コロナ危機を生き残る飲食店の秘密~チェーン店デザイン日本一の設計士が教える「ダサカッコイイ」の法則
(画像=tupungato/stock.adobe.com)

(本記事は、大西 良典氏の著書『コロナ危機を生き残る飲食店の秘密~チェーン店デザイン日本一の設計士が教える「ダサカッコイイ」の法則』=扶桑社、2020年9月19日刊=の中から一部を抜粋・編集しています)

なぜ「すき家」の入り口に時計台があるのか?

読者のみなさんの中にはお気づきの方もいると思いますが、「すき家」のファサード(建物の正面)には必ず大きな時計台がそびえています。

なぜ牛丼屋の入り口に、こんな時計台があるのでしょう?

実はこの時計台は、「すき家」発祥の地である横浜にある横浜市開港記念会館と、赤レンガ倉庫をイメージしているといわれています。横浜の開港によって牛肉文化が日本人に普及することになったので、時計台にはそうした歴史を象徴する意味もあるようです。大きな時計があると、つい人は時刻を確認したくなって時計に視線を送るので、時計とともに「すき家」の存在を認知させることができるのです。

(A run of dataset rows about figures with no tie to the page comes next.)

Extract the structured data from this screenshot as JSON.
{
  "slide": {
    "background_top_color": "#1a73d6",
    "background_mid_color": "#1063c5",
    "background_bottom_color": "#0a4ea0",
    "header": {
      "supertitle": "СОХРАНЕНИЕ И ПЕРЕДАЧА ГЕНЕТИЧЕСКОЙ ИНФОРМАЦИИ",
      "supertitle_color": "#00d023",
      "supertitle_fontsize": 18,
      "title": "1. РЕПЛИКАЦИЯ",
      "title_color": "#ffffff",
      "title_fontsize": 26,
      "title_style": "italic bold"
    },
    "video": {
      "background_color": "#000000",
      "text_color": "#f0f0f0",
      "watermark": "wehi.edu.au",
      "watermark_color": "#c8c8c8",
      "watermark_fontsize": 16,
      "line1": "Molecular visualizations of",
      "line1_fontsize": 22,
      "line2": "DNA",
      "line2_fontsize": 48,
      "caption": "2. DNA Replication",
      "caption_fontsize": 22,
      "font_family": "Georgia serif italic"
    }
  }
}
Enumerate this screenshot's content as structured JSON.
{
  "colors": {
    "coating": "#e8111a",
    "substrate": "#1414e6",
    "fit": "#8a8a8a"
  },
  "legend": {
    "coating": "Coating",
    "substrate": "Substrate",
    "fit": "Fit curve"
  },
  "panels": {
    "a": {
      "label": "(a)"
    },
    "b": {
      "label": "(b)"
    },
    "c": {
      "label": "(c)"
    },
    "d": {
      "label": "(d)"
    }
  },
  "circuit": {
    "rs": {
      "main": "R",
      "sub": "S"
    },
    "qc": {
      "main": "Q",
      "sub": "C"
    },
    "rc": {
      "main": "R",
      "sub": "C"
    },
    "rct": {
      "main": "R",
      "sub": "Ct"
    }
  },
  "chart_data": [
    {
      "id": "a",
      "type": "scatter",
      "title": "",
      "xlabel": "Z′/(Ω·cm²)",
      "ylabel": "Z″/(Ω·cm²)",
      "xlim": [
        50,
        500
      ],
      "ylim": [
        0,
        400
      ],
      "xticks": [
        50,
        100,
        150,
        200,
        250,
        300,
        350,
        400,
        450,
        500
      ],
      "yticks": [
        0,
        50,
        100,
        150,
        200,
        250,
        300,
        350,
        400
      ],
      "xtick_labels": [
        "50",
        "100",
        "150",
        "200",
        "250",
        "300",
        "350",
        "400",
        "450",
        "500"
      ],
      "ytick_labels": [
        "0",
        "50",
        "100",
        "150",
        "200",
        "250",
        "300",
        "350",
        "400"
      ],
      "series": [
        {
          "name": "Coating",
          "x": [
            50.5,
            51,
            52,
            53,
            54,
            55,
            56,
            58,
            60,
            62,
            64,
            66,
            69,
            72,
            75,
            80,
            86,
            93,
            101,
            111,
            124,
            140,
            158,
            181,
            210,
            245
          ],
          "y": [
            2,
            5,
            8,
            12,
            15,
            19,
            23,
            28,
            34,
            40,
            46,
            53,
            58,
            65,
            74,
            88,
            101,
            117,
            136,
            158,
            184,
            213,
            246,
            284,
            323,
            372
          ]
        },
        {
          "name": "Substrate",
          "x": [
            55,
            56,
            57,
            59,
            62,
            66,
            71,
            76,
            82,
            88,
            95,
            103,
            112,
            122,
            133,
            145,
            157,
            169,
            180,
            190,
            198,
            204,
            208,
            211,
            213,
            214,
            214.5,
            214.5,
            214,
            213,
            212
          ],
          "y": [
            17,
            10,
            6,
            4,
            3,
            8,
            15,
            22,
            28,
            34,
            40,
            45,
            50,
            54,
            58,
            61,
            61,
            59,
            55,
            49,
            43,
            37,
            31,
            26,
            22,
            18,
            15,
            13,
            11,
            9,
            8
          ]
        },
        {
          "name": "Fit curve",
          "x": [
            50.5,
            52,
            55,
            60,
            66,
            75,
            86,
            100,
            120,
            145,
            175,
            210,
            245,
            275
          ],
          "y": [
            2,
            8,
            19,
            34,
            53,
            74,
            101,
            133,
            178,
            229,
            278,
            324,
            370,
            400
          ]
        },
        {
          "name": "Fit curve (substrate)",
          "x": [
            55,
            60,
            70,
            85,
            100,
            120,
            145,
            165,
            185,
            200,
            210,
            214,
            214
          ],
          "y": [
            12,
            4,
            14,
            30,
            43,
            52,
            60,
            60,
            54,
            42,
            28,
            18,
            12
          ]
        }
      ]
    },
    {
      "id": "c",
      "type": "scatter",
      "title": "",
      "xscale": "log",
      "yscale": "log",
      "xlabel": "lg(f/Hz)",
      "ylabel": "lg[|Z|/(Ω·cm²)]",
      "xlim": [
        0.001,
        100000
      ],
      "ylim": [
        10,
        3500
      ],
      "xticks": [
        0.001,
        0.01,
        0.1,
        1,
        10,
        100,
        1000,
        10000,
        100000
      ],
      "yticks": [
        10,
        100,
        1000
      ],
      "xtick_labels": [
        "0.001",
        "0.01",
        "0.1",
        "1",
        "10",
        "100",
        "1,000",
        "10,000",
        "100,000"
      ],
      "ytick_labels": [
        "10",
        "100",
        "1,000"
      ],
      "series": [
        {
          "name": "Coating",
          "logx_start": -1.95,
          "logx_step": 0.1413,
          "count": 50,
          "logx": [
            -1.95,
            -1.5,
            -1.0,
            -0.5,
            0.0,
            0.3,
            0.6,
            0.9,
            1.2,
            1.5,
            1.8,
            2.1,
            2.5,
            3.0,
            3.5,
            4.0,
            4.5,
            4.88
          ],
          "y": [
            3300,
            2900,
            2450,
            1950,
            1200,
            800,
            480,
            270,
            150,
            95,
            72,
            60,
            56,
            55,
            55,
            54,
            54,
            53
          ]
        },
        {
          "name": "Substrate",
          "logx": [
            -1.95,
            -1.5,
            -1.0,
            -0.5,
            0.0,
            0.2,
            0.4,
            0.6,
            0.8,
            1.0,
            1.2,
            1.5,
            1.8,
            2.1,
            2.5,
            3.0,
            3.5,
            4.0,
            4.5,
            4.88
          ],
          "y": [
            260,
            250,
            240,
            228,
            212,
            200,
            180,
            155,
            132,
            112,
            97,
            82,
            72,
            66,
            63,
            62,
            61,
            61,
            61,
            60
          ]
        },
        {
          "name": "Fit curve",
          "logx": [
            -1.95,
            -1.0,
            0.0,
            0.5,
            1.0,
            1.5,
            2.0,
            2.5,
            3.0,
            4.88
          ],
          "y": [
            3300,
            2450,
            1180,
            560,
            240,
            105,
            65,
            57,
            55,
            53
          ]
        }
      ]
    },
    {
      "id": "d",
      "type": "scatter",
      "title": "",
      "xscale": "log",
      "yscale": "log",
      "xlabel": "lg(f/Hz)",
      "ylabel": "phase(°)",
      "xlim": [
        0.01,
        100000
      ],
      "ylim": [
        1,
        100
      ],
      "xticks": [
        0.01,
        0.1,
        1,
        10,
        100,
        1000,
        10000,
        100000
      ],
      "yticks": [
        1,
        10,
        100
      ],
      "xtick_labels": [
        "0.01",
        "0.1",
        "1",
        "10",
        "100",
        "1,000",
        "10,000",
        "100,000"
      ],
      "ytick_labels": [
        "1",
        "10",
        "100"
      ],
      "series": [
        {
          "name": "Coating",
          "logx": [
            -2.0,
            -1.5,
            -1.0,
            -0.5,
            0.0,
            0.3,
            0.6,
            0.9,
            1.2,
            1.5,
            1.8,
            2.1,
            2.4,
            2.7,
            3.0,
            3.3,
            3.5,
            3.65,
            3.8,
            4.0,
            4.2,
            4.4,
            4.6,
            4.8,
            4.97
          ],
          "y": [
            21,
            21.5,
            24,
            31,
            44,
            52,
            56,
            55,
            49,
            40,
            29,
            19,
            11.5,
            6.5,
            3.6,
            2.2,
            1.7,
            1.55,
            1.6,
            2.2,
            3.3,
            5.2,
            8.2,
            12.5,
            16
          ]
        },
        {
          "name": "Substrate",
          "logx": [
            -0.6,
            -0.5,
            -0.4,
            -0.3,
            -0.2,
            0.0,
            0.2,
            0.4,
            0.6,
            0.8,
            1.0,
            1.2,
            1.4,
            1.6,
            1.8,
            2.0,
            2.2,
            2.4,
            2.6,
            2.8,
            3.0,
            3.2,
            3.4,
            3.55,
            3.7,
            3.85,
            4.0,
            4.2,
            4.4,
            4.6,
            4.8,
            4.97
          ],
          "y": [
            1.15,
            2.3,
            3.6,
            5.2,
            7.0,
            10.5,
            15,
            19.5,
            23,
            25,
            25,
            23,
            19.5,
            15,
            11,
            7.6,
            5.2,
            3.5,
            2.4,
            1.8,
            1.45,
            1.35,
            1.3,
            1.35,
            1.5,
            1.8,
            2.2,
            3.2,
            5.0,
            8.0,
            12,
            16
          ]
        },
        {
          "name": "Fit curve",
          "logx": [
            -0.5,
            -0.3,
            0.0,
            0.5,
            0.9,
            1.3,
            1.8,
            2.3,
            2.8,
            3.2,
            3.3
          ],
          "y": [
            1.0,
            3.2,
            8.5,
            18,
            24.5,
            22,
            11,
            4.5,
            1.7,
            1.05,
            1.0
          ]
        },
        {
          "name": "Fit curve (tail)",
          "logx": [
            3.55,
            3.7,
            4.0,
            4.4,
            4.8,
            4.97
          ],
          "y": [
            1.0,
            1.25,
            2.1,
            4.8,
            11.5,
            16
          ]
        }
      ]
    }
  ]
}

第1章で、私の芦屋の店の外壁アートに道案内の絵を入れているのは、人が情報を読み取ろうとして視線を誘導できるからだとお話ししたのを覚えていますか?「すき家」の時計も、道案内の心理と同じ理屈です。

広告をうるさく入れると、人は無意識にスルーしてしまいますが、道案内や時計などの情報は自ら能動的に見ようとするのです。

ちなみに、東京・銀座4丁目交差点の「和光」の時計は、銀座のシンボルになっていますし、北海道の「札幌市時計台」も札幌のランドマークになっています。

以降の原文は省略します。